Senate parliamentarian Elizabeth MacDonough blew to Democrats’ plan to provide 8 million greencards as part of a sweeping spending package. She warned it doesn’t comply with tight rules that determine what can be in the bill, the Hill reported.
MacDonough’s guidance likely closes the door to Democrats using the spending bill to provide a pathway to citizenship for millions of immigrants.
MacDonough voted against Democratic language that would have opened the door to citizenship for young immigrants brought to the country illegally as children, known as “Dreamers,” as well as immigrants with Temporary Protected Status who have fled countries hit by natural disasters or extreme violence, essential workers, and farm workers.
“The policy changes of this proposal far outweigh the budgetary impact scored to it and it is not appropriate for inclusion in reconciliation,” she wrote in the ruling obtained by The Hill.
Earlier this month, Democrats pitched MacDonough on their idea to utilize the $3.5 trillion spending measure to offer 8 million greencards to four types of immigrants: Dreamers, TPS holders, agricultural workers, and critical workers.

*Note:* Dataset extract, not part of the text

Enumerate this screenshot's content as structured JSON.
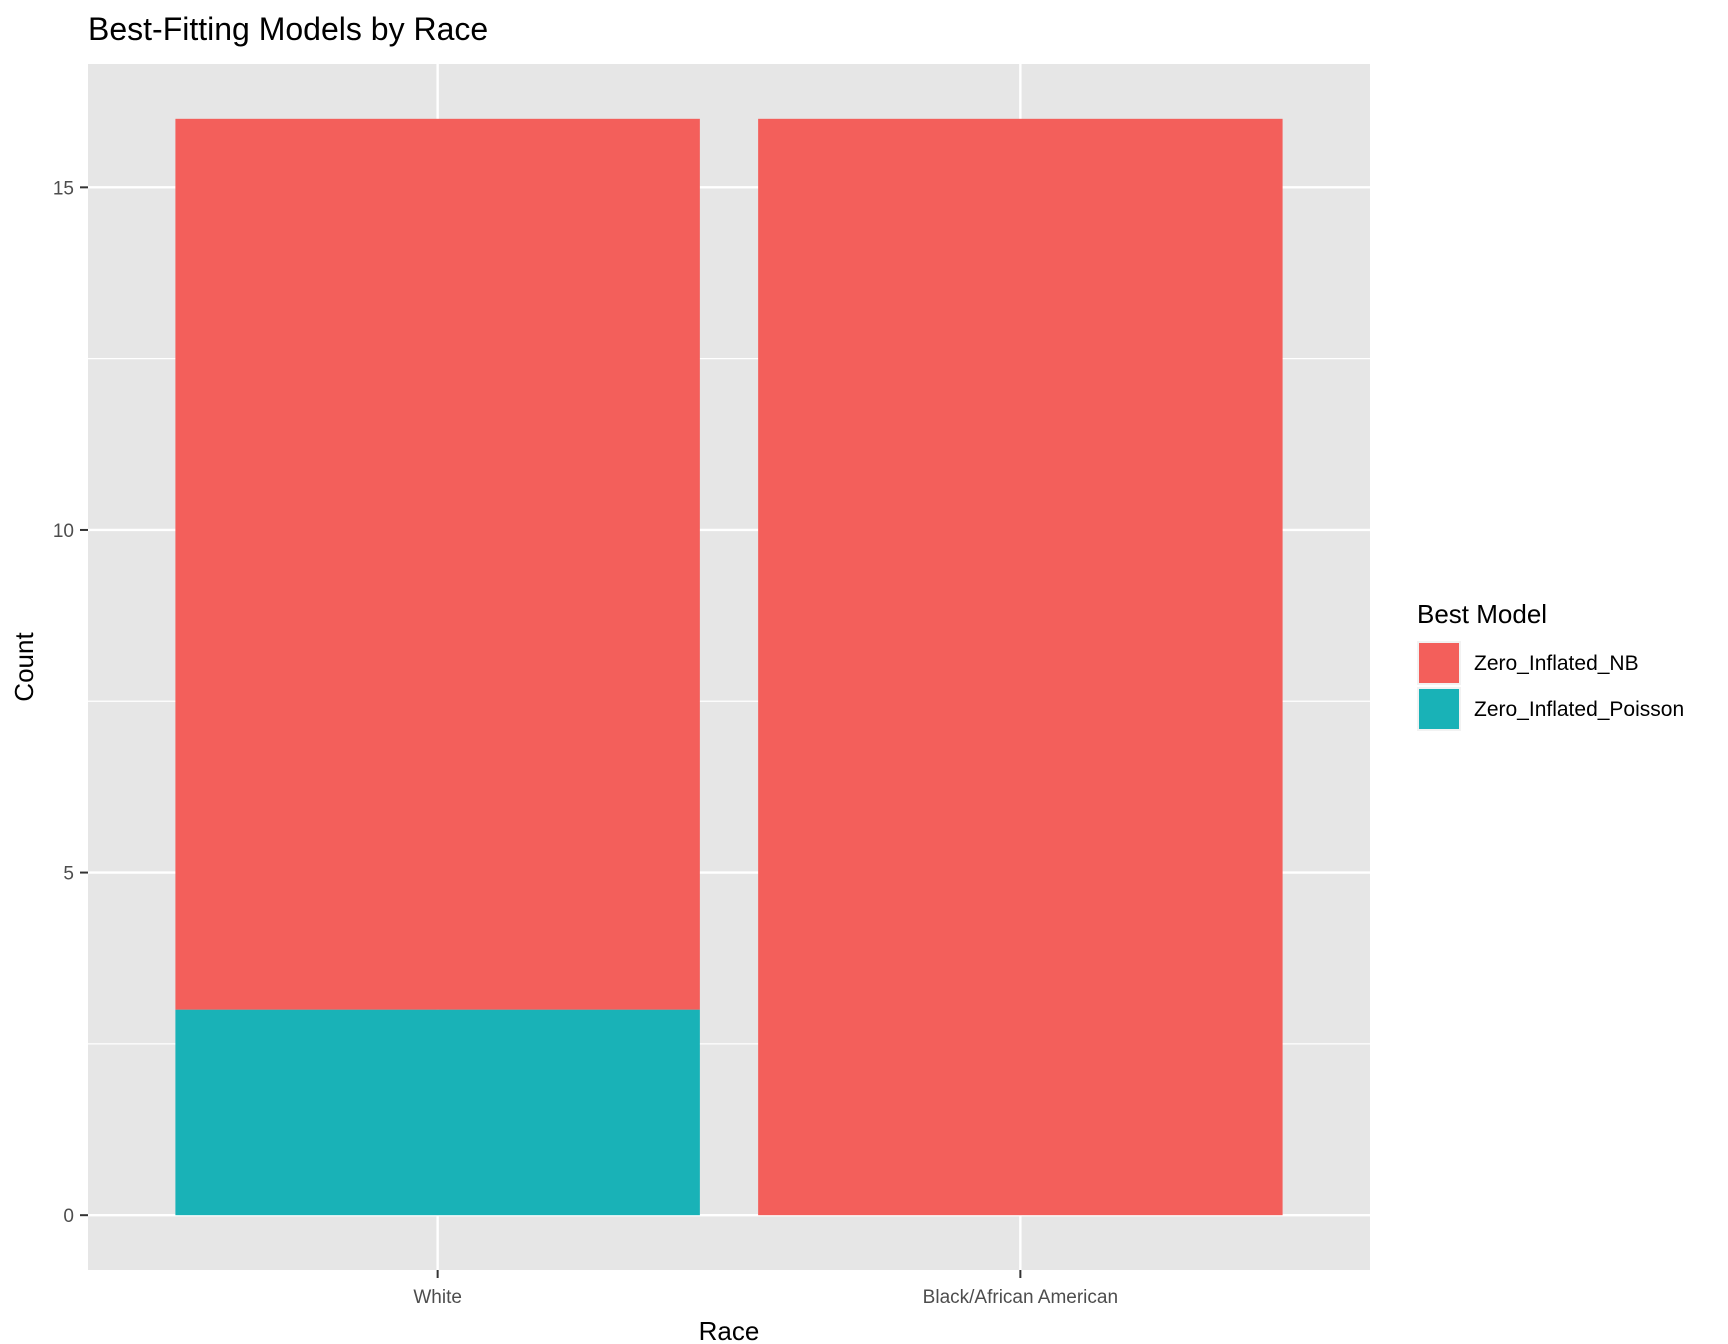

Democrats’ assertions that there is precedent for including immigration reform in reconciliation were dismissed by the parliamentarian. A 2005 GOP-led reconciliation package that addressed a visa backlog was frequently cited by Democrats, according to Politico.
The parliamentarian noted that the 2005 bill was “the product of a bipartisan agreement” and that the provisions “are distinguishable as they applied to persons who were already admissible and not barred under law from applying for status, which is not the case here.”
Reaction of Democrats
Democrats and their pro-immigration allies have suggested they will offer MacDonough alternatives that would allow at least some immigrants to gain permanent status.

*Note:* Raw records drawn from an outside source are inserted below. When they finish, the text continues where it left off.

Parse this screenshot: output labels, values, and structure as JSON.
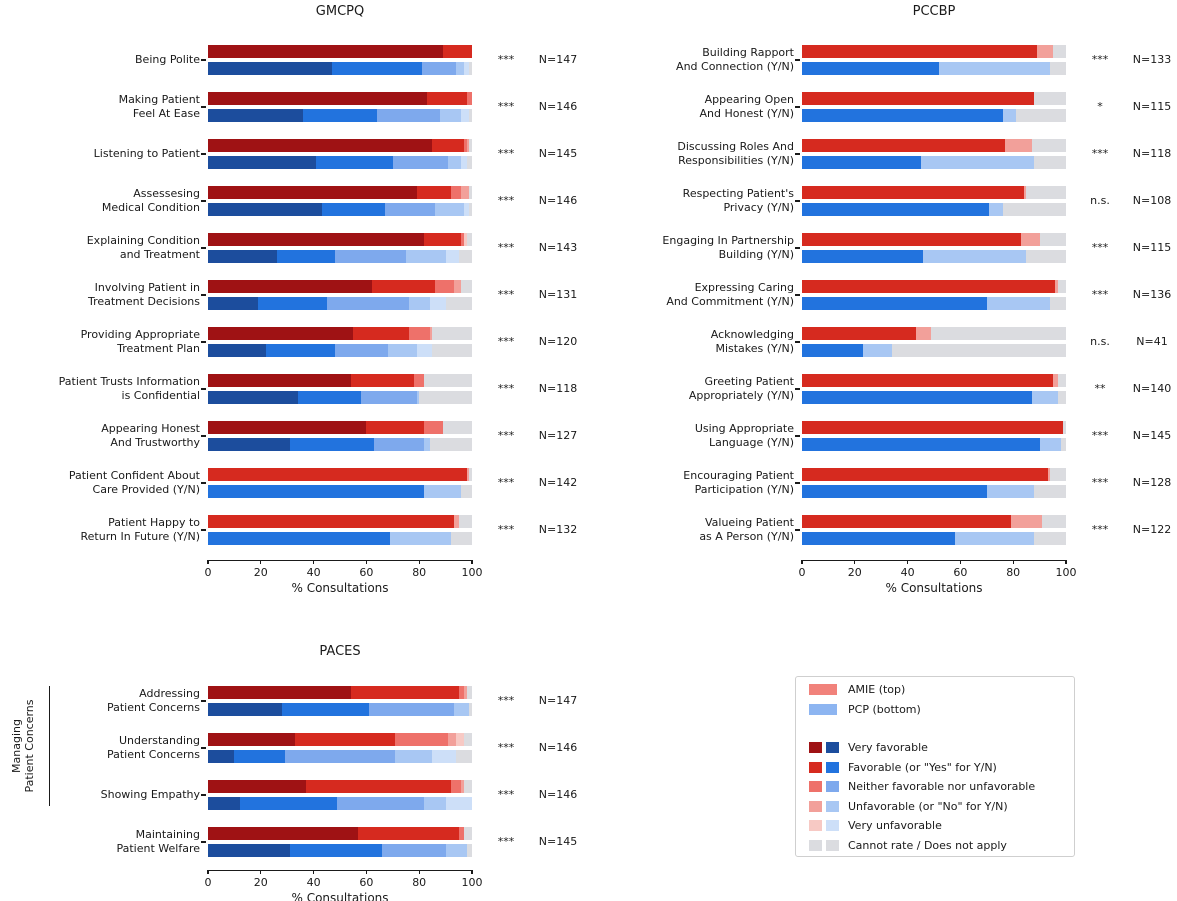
{
  "figure": {
    "xlabel": "% Consultations",
    "group_label_lines": [
      "Managing",
      "Patient Concerns"
    ],
    "segment_colors": {
      "amie": [
        "#9f1214",
        "#d62a1f",
        "#ee716a",
        "#f2a09a",
        "#f7c9c4",
        "#dbdce0"
      ],
      "pcp": [
        "#1c4d9d",
        "#2273de",
        "#7ea9ed",
        "#a8c7f3",
        "#cddff8",
        "#dbdce0"
      ]
    },
    "axis_color": "#1a1a1a"
  },
  "chart_data": [
    {
      "type": "bar",
      "orientation": "horizontal",
      "stacked": true,
      "title": "GMCPQ",
      "xlabel": "% Consultations",
      "xlim": [
        0,
        100
      ],
      "xticks": [
        0,
        20,
        40,
        60,
        80,
        100
      ],
      "series_names": [
        "AMIE (top)",
        "PCP (bottom)"
      ],
      "segment_categories": [
        "Very favorable",
        "Favorable (or \"Yes\" for Y/N)",
        "Neither favorable nor unfavorable",
        "Unfavorable (or \"No\" for Y/N)",
        "Very unfavorable",
        "Cannot rate / Does not apply"
      ],
      "rows": [
        {
          "label": [
            "Being Polite"
          ],
          "sig": "***",
          "n": "N=147",
          "amie": [
            89,
            11,
            0,
            0,
            0,
            0
          ],
          "pcp": [
            47,
            34,
            13,
            3,
            2,
            1
          ]
        },
        {
          "label": [
            "Making Patient",
            "Feel At Ease"
          ],
          "sig": "***",
          "n": "N=146",
          "amie": [
            83,
            15,
            2,
            0,
            0,
            0
          ],
          "pcp": [
            36,
            28,
            24,
            8,
            3,
            1
          ]
        },
        {
          "label": [
            "Listening to Patient"
          ],
          "sig": "***",
          "n": "N=145",
          "amie": [
            85,
            12,
            1,
            1,
            0,
            1
          ],
          "pcp": [
            41,
            29,
            21,
            5,
            2,
            2
          ]
        },
        {
          "label": [
            "Assessesing",
            "Medical Condition"
          ],
          "sig": "***",
          "n": "N=146",
          "amie": [
            79,
            13,
            4,
            3,
            0,
            1
          ],
          "pcp": [
            43,
            24,
            19,
            11,
            2,
            1
          ]
        },
        {
          "label": [
            "Explaining Condition",
            "and Treatment"
          ],
          "sig": "***",
          "n": "N=143",
          "amie": [
            82,
            14,
            1,
            0,
            1,
            2
          ],
          "pcp": [
            26,
            22,
            27,
            15,
            5,
            5
          ]
        },
        {
          "label": [
            "Involving Patient in",
            "Treatment Decisions"
          ],
          "sig": "***",
          "n": "N=131",
          "amie": [
            62,
            24,
            7,
            3,
            0,
            4
          ],
          "pcp": [
            19,
            26,
            31,
            8,
            6,
            10
          ]
        },
        {
          "label": [
            "Providing Appropriate",
            "Treatment Plan"
          ],
          "sig": "***",
          "n": "N=120",
          "amie": [
            55,
            21,
            8,
            1,
            0,
            15
          ],
          "pcp": [
            22,
            26,
            20,
            11,
            6,
            15
          ]
        },
        {
          "label": [
            "Patient Trusts Information",
            "is Confidential"
          ],
          "sig": "***",
          "n": "N=118",
          "amie": [
            54,
            24,
            4,
            0,
            0,
            18
          ],
          "pcp": [
            34,
            24,
            21,
            1,
            0,
            20
          ]
        },
        {
          "label": [
            "Appearing Honest",
            "And Trustworthy"
          ],
          "sig": "***",
          "n": "N=127",
          "amie": [
            60,
            22,
            7,
            0,
            0,
            11
          ],
          "pcp": [
            31,
            32,
            19,
            2,
            0,
            16
          ]
        },
        {
          "label": [
            "Patient Confident About",
            "Care Provided (Y/N)"
          ],
          "sig": "***",
          "n": "N=142",
          "amie": [
            0,
            98,
            0,
            1,
            0,
            1
          ],
          "pcp": [
            0,
            82,
            0,
            14,
            0,
            4
          ]
        },
        {
          "label": [
            "Patient Happy to",
            "Return In Future (Y/N)"
          ],
          "sig": "***",
          "n": "N=132",
          "amie": [
            0,
            93,
            0,
            2,
            0,
            5
          ],
          "pcp": [
            0,
            69,
            0,
            23,
            0,
            8
          ]
        }
      ]
    },
    {
      "type": "bar",
      "orientation": "horizontal",
      "stacked": true,
      "title": "PCCBP",
      "xlabel": "% Consultations",
      "xlim": [
        0,
        100
      ],
      "xticks": [
        0,
        20,
        40,
        60,
        80,
        100
      ],
      "series_names": [
        "AMIE (top)",
        "PCP (bottom)"
      ],
      "segment_categories": [
        "Very favorable",
        "Favorable (or \"Yes\" for Y/N)",
        "Neither favorable nor unfavorable",
        "Unfavorable (or \"No\" for Y/N)",
        "Very unfavorable",
        "Cannot rate / Does not apply"
      ],
      "rows": [
        {
          "label": [
            "Building Rapport",
            "And Connection (Y/N)"
          ],
          "sig": "***",
          "n": "N=133",
          "amie": [
            0,
            89,
            0,
            6,
            0,
            5
          ],
          "pcp": [
            0,
            52,
            0,
            42,
            0,
            6
          ]
        },
        {
          "label": [
            "Appearing Open",
            "And Honest (Y/N)"
          ],
          "sig": "*",
          "n": "N=115",
          "amie": [
            0,
            88,
            0,
            0,
            0,
            12
          ],
          "pcp": [
            0,
            76,
            0,
            5,
            0,
            19
          ]
        },
        {
          "label": [
            "Discussing Roles And",
            "Responsibilities (Y/N)"
          ],
          "sig": "***",
          "n": "N=118",
          "amie": [
            0,
            77,
            0,
            10,
            0,
            13
          ],
          "pcp": [
            0,
            45,
            0,
            43,
            0,
            12
          ]
        },
        {
          "label": [
            "Respecting Patient's",
            "Privacy (Y/N)"
          ],
          "sig": "n.s.",
          "n": "N=108",
          "amie": [
            0,
            84,
            0,
            1,
            0,
            15
          ],
          "pcp": [
            0,
            71,
            0,
            5,
            0,
            24
          ]
        },
        {
          "label": [
            "Engaging In Partnership",
            "Building (Y/N)"
          ],
          "sig": "***",
          "n": "N=115",
          "amie": [
            0,
            83,
            0,
            7,
            0,
            10
          ],
          "pcp": [
            0,
            46,
            0,
            39,
            0,
            15
          ]
        },
        {
          "label": [
            "Expressing Caring",
            "And Commitment (Y/N)"
          ],
          "sig": "***",
          "n": "N=136",
          "amie": [
            0,
            96,
            0,
            1,
            0,
            3
          ],
          "pcp": [
            0,
            70,
            0,
            24,
            0,
            6
          ]
        },
        {
          "label": [
            "Acknowledging",
            "Mistakes (Y/N)"
          ],
          "sig": "n.s.",
          "n": "N=41",
          "amie": [
            0,
            43,
            0,
            6,
            0,
            51
          ],
          "pcp": [
            0,
            23,
            0,
            11,
            0,
            66
          ]
        },
        {
          "label": [
            "Greeting Patient",
            "Appropriately (Y/N)"
          ],
          "sig": "**",
          "n": "N=140",
          "amie": [
            0,
            95,
            0,
            2,
            0,
            3
          ],
          "pcp": [
            0,
            87,
            0,
            10,
            0,
            3
          ]
        },
        {
          "label": [
            "Using Appropriate",
            "Language (Y/N)"
          ],
          "sig": "***",
          "n": "N=145",
          "amie": [
            0,
            99,
            0,
            0,
            0,
            1
          ],
          "pcp": [
            0,
            90,
            0,
            8,
            0,
            2
          ]
        },
        {
          "label": [
            "Encouraging Patient",
            "Participation (Y/N)"
          ],
          "sig": "***",
          "n": "N=128",
          "amie": [
            0,
            93,
            0,
            1,
            0,
            6
          ],
          "pcp": [
            0,
            70,
            0,
            18,
            0,
            12
          ]
        },
        {
          "label": [
            "Valueing Patient",
            "as A Person (Y/N)"
          ],
          "sig": "***",
          "n": "N=122",
          "amie": [
            0,
            79,
            0,
            12,
            0,
            9
          ],
          "pcp": [
            0,
            58,
            0,
            30,
            0,
            12
          ]
        }
      ]
    },
    {
      "type": "bar",
      "orientation": "horizontal",
      "stacked": true,
      "title": "PACES",
      "xlabel": "% Consultations",
      "xlim": [
        0,
        100
      ],
      "xticks": [
        0,
        20,
        40,
        60,
        80,
        100
      ],
      "series_names": [
        "AMIE (top)",
        "PCP (bottom)"
      ],
      "segment_categories": [
        "Very favorable",
        "Favorable (or \"Yes\" for Y/N)",
        "Neither favorable nor unfavorable",
        "Unfavorable (or \"No\" for Y/N)",
        "Very unfavorable",
        "Cannot rate / Does not apply"
      ],
      "group_bracket": {
        "label_lines": [
          "Managing",
          "Patient Concerns"
        ],
        "row_span": [
          0,
          2
        ]
      },
      "rows": [
        {
          "label": [
            "Addressing",
            "Patient Concerns"
          ],
          "sig": "***",
          "n": "N=147",
          "amie": [
            54,
            41,
            2,
            1,
            0,
            2
          ],
          "pcp": [
            28,
            33,
            32,
            6,
            0,
            1
          ]
        },
        {
          "label": [
            "Understanding",
            "Patient Concerns"
          ],
          "sig": "***",
          "n": "N=146",
          "amie": [
            33,
            38,
            20,
            3,
            3,
            3
          ],
          "pcp": [
            10,
            19,
            42,
            14,
            9,
            6
          ]
        },
        {
          "label": [
            "Showing Empathy"
          ],
          "sig": "***",
          "n": "N=146",
          "amie": [
            37,
            55,
            4,
            1,
            0,
            3
          ],
          "pcp": [
            12,
            37,
            33,
            8,
            10,
            0
          ]
        },
        {
          "label": [
            "Maintaining",
            "Patient Welfare"
          ],
          "sig": "***",
          "n": "N=145",
          "amie": [
            57,
            38,
            2,
            0,
            0,
            3
          ],
          "pcp": [
            31,
            35,
            24,
            8,
            0,
            2
          ]
        }
      ]
    }
  ],
  "legend": {
    "series": [
      {
        "label": "AMIE (top)",
        "color": "#f1827b"
      },
      {
        "label": "PCP (bottom)",
        "color": "#8db5f1"
      }
    ],
    "categories": [
      {
        "label": "Very favorable"
      },
      {
        "label": "Favorable (or \"Yes\" for Y/N)"
      },
      {
        "label": "Neither favorable nor unfavorable"
      },
      {
        "label": "Unfavorable (or \"No\" for Y/N)"
      },
      {
        "label": "Very unfavorable"
      },
      {
        "label": "Cannot rate / Does not apply"
      }
    ]
  }
}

“We are deeply disappointed in this decision but the fight to provide lawful status for immigrants in budget reconciliation continues,” Senate Majority Leader Chuck Schumer, D-N.Y., said in a written statement. “Senate Democrats have prepared alternate proposals and will be holding additional meetings with the Senate parliamentarian in the coming days.”
“The parliamentarian’s recommendation is just that: a recommendation,” tweeted Greisa Martinez Rosas, executive director of United We Dream, an immigrants’ rights group. “Democrats can still deliver citizenship this year. It’s time they side with millions of immigrants, our friends, and our communities. This isn’t over. We need citizenship THIS YEAR.”